Updated: 9 hours ago
Paro Taktsang (Tiger's Nest Monastery) is perched on the side of a cliff at 10,240 ft overlooking the Paro valley in Bhutan. Looking up from the valley near my hotel, I found it difficult to imagine its size. It certainly wasn't apparent that the building I saw was a monastery complex built around 8 caves. This is what it looks like from the Paro valley.
Like many wonders rooted in religion, the Tiger's Nest has a legend with a holy man, Guru Rinpoche, at its center. The story begins in the 8th century when the 8-year-old child Rinpoche appeared floating on a lotus blossom in the middle of a lake in ancient India. The King at the time came upon the boy and immediately recognized his specialness. He tried to make the boy heir of the kingdom but the boy would have nothing of it. Instead, Guru Rinpoche followed a path of spirituality which led him to bring Buddhism to Bhutan.
Guru Rinpoche transformed one of his consorts into a flying tigress and had her fly him to the caves that were later to become the site for the Tiger's Nest. There, he meditated and was incarnated into 8 different forms. In 1692 Tiger's Nest was built and became a place for Tibetan saints and other holy people to meditate.
The trail to the Tiger's Nest is well worn, being traveled by pilgrims seeking spirituality and others seeking beauty and inspiration from this marvel built in an impossible location. The trail is mostly uphill, giving glimpses of the monastery along the way. Being a path for a spiritual quest, the trail has many prayer wheels, some water powered, some people powered, some small, and some very large. At each people-powered wheel, I performed the ritual turning, alway clockwise. I walked three times around the large wheels, pushing strongly all the way around. The small ones, I swiped as I walked by.
Parts of the trail are filled with multicolored prayer flags, unraveling threads of good wishes for the wind to carry across the land. On the way, I stopped at a tea house and sipped refreshment as I gazed across a sheer drop off to see Paro Taktsang perched on the next cliff. I understand that the trail used to be treacherous from this point on until the stairs with railings were built. There are so many people hiking, that without this improvement it would be easy to be accidentally jostled off the side of the cliff.

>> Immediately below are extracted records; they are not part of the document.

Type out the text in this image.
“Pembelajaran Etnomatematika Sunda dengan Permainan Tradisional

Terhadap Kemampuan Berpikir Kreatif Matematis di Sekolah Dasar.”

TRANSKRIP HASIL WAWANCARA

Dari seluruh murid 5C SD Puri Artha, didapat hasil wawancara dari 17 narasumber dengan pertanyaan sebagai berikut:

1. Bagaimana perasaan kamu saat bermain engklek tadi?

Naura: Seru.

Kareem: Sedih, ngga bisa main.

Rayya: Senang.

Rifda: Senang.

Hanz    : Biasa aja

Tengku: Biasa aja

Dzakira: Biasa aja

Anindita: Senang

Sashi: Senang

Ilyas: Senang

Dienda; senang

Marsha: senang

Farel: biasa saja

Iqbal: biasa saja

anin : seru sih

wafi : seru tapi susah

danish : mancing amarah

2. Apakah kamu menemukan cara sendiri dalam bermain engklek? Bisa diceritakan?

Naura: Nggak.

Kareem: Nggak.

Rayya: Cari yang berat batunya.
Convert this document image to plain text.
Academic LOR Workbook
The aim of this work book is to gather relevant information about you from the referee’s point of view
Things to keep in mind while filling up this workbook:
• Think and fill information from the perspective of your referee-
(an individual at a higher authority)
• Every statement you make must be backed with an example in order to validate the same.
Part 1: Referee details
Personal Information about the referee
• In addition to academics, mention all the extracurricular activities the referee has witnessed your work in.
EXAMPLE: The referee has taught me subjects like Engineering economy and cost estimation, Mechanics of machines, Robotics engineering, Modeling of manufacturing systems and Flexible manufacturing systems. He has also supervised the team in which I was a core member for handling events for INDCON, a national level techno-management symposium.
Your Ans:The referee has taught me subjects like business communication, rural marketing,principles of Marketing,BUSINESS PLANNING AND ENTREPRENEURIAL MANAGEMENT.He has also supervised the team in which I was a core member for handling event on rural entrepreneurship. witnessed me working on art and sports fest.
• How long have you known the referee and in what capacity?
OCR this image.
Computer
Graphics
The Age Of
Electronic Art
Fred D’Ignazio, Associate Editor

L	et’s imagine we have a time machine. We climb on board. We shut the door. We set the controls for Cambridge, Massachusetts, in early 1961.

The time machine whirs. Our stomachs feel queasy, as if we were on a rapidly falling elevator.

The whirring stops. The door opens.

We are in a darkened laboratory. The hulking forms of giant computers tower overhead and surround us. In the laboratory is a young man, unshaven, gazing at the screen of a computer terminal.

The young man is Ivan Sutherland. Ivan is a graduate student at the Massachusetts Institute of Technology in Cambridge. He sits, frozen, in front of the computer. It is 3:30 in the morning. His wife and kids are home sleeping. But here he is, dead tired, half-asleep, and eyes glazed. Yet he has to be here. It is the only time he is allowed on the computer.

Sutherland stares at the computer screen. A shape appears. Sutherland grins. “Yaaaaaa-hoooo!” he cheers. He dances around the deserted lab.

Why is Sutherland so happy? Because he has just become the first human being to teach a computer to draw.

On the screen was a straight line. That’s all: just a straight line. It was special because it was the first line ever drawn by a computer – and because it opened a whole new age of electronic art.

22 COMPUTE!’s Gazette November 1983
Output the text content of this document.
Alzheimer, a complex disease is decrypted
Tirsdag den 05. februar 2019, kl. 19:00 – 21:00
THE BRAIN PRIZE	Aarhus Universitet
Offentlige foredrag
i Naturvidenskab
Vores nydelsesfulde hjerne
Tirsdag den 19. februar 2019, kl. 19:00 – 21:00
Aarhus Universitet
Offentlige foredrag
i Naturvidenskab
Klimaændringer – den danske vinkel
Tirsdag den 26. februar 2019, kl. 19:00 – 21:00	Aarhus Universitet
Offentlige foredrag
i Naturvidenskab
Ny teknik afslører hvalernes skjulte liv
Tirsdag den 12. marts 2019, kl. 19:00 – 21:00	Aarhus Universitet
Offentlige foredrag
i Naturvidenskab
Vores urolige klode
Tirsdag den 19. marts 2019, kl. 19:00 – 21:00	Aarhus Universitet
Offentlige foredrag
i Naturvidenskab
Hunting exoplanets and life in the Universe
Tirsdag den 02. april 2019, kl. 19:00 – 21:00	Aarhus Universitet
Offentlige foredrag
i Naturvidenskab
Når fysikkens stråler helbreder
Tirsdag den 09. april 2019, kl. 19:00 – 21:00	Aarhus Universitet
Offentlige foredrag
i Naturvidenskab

From the tea house, the trail goes up, has another great viewpoint, then goes down, affording more spectacular views of the the monastery. After passing a waterfall, the stairs head up through a portal, and then on to the main entrance of Tiger's Nest. Cameras aren't allowed inside, which is fine with me. It is, after all, an active monastery. I viewed several temples, some older than others. Each had a door to one of the caves in which Guru Rinpoche meditated during his stay.
One of the temples looked much newer than the rest. That's because the complex suffered from a fire in 1998. It's easy to spot the restored parts because they don't show signs of smoke residue from the butter lamps commonly used in the temples of Bhutan.
The Tiger's Nest is a must see if you go to Bhutan. For most, it will require the ability to hike uphill and to tolerate the altitude. For some, the determination to make a pilgrimage to this holy site will compensate for less athletic abilities.